Q5: How well does a prefix configuration estimated on one dataset (e.g., LLaVA-Description) generalize to another (e.g., MM-Vet)? Have you tested cross-task portability?
A5: Thanks. We use random samples from the training set of model for offline estimation of global prefix configuration, which is then leveraged on the evaluation benchmarks under zero-shot settings. Since the training set is disjoint from the evaluation benchmarks, such assessment can effectively show the capability preservation of the model before and after compression. Thus, the superior results of our method in Table 1 and Table 2 in the paper also show its favorable generalizability and cross-task portability. Following your suggestion, we also conduct experiments to use samples of LLaVA-Description for offline estimation and evaluate on MM-Vet to inspect the generalizability. For baseline, we also use the samples of MM-Vet for offline estimation. We present the PPL results based on LLaVA-1.5-7B in the below table. It further shows that our method can maintain favorable cross-task performance, exhibiting portability and generalizability.
| Offline estimation | 10% | 20% | 30% | 40% | 50% | 60% | 70% | 80% | 90% |
|---|---|---|---|---|---|---|---|---|---|
| LLaVA-Description | 7.40 | 5.99 | 5.72 | 5.53 | 5.50 | 5.44 | 5.38 | 5.28 | 5.28 |
| MM-Vet | 7.38 | 5.97 | 5.66 | 5.53 | 5.50 | 5.41 | 5.38 | 5.28 | 5.28 |
Thanks to the authors for their detailed responses. The rebuttal provides additional experiments to validate the method, which address my concerns. I would like to maintain my positive rating.
This paper proposes PrefixKV, a framework for adaptive per-layer KV cache compression in large vision-language models, with a focus on efficient inference.

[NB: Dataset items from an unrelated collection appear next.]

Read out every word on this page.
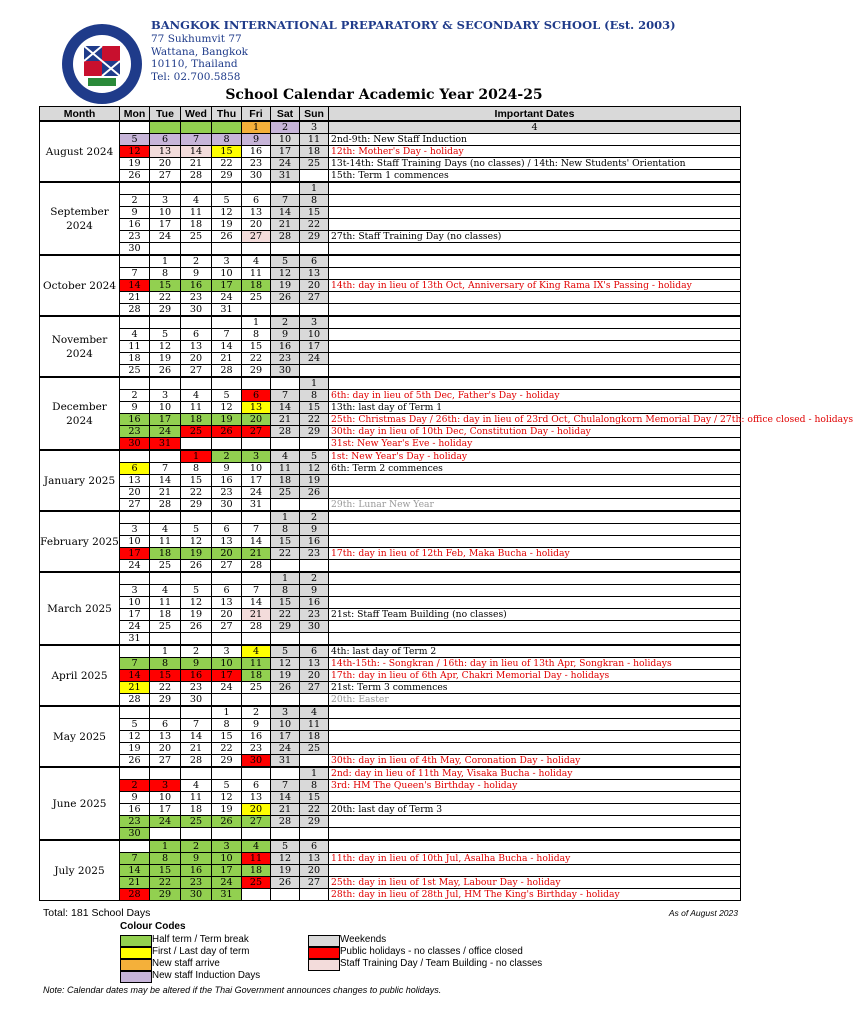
BANGKOK INTERNATIONAL PREPARATORY & SECONDARY SCHOOL (Est. 2003)
77 Sukhumvit 77
Wattana, Bangkok
10110, Thailand
Tel: 02.700.5858
School Calendar Academic Year 2024-25
Month	Mon	Tue	Wed	Thu	Fri	Sat	Sun	Important Dates	
August 2024					1	2	3	4	
	5	6	7	8	9	10	11	2nd-9th: New Staff Induction	
	12	13	14	15	16	17	18	12th: Mother's Day - holiday	
	19	20	21	22	23	24	25	13t-14th: Staff Training Days (no classes) / 14th: New Students' Orientation	
	26	27	28	29	30	31		15th: Term 1 commences	
September 2024							1		
	2	3	4	5	6	7	8		
	9	10	11	12	13	14	15		
	16	17	18	19	20	21	22		
	23	24	25	26	27	28	29	27th: Staff Training Day (no classes)	
	30								
October 2024		1	2	3	4	5	6		
	7	8	9	10	11	12	13		
	14	15	16	17	18	19	20	14th: day in lieu of 13th Oct, Anniversary of King Rama IX's Passing - holiday	
	21	22	23	24	25	26	27		
	28	29	30	31					
November 2024					1	2	3		
	4	5	6	7	8	9	10		
	11	12	13	14	15	16	17		
	18	19	20	21	22	23	24		
	25	26	27	28	29	30			
December 2024							1		
	2	3	4	5	6	7	8	6th: day in lieu of 5th Dec, Father's Day - holiday	
	9	10	11	12	13	14	15	13th: last day of Term 1	
	16	17	18	19	20	21	22	25th: Christmas Day / 26th: day in lieu of 23rd Oct, Chulalongkorn Memorial Day / 27th: office closed - holidays	
	23	24	25	26	27	28	29	30th: day in lieu of 10th Dec, Constitution Day - holiday	
	30	31						31st: New Year's Eve - holiday	
January 2025			1	2	3	4	5	1st: New Year's Day - holiday	
	6	7	8	9	10	11	12	6th: Term 2 commences	
	13	14	15	16	17	18	19		
	20	21	22	23	24	25	26		
	27	28	29	30	31			29th: Lunar New Year	
February 2025						1	2		
	3	4	5	6	7	8	9		
	10	11	12	13	14	15	16		
	17	18	19	20	21	22	23	17th: day in lieu of 12th Feb, Maka Bucha - holiday	
	24	25	26	27	28				
March 2025						1	2		
	3	4	5	6	7	8	9		
	10	11	12	13	14	15	16		
	17	18	19	20	21	22	23	21st: Staff Team Building (no classes)	
	24	25	26	27	28	29	30		
	31								
April 2025		1	2	3	4	5	6	4th: last day of Term 2	
	7	8	9	10	11	12	13	14th-15th: - Songkran / 16th: day in lieu of 13th Apr, Songkran - holidays	
	14	15	16	17	18	19	20	17th: day in lieu of 6th Apr, Chakri Memorial Day - holidays	
	21	22	23	24	25	26	27	21st: Term 3 commences	
	28	29	30					20th: Easter	
May 2025				1	2	3	4		
	5	6	7	8	9	10	11		
	12	13	14	15	16	17	18		
	19	20	21	22	23	24	25		
	26	27	28	29	30	31		30th: day in lieu of 4th May, Coronation Day - holiday	
June 2025							1	2nd: day in lieu of 11th May, Visaka Bucha - holiday	
	2	3	4	5	6	7	8	3rd: HM The Queen's Birthday - holiday	
	9	10	11	12	13	14	15		
	16	17	18	19	20	21	22	20th: last day of Term 3	
	23	24	25	26	27	28	29		
	30								
July 2025		1	2	3	4	5	6		
	7	8	9	10	11	12	13	11th: day in lieu of 10th Jul, Asalha Bucha - holiday	
	14	15	16	17	18	19	20		
	21	22	23	24	25	26	27	25th: day in lieu of 1st May, Labour Day - holiday	
	28	29	30	31				28th: day in lieu of 28th Jul, HM The King's Birthday - holiday	
Total: 181 School Days	As of August 2023
Colour Codes
Half term / Term break
First / Last day of term
New staff arrive
New staff Induction Days
Weekends
Public holidays - no classes / office closed
Staff Training Day / Team Building - no classes
Note: Calendar dates may be altered if the Thai Government announces changes to public holidays.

The paper is well-motivated, providing a principled analysis of inter-layer heterogeneity. PrefixKV introduces an efficient binary search strategy to allocate compression ratios per layer under a global budget. The method achieves substantial inference speedups and state-of-the-art performance across multiple models and datasets.
Related approaches (e.g., PyramidKV) have been proposed previously, and the main advancement lies in the automated allocation approach rather than a new paradigm.
Recommendation: Acceptance. The paper meets standards of soundness and originality for a conference paper, with reasons for acceptance outweighing reasons for rejection, although some missing clarity merit caution. Further discussion of limitations, clarifications, and more direct comparison with prior adaptive methods (e.g., PyramidKV) are encouraged for the camera-ready version.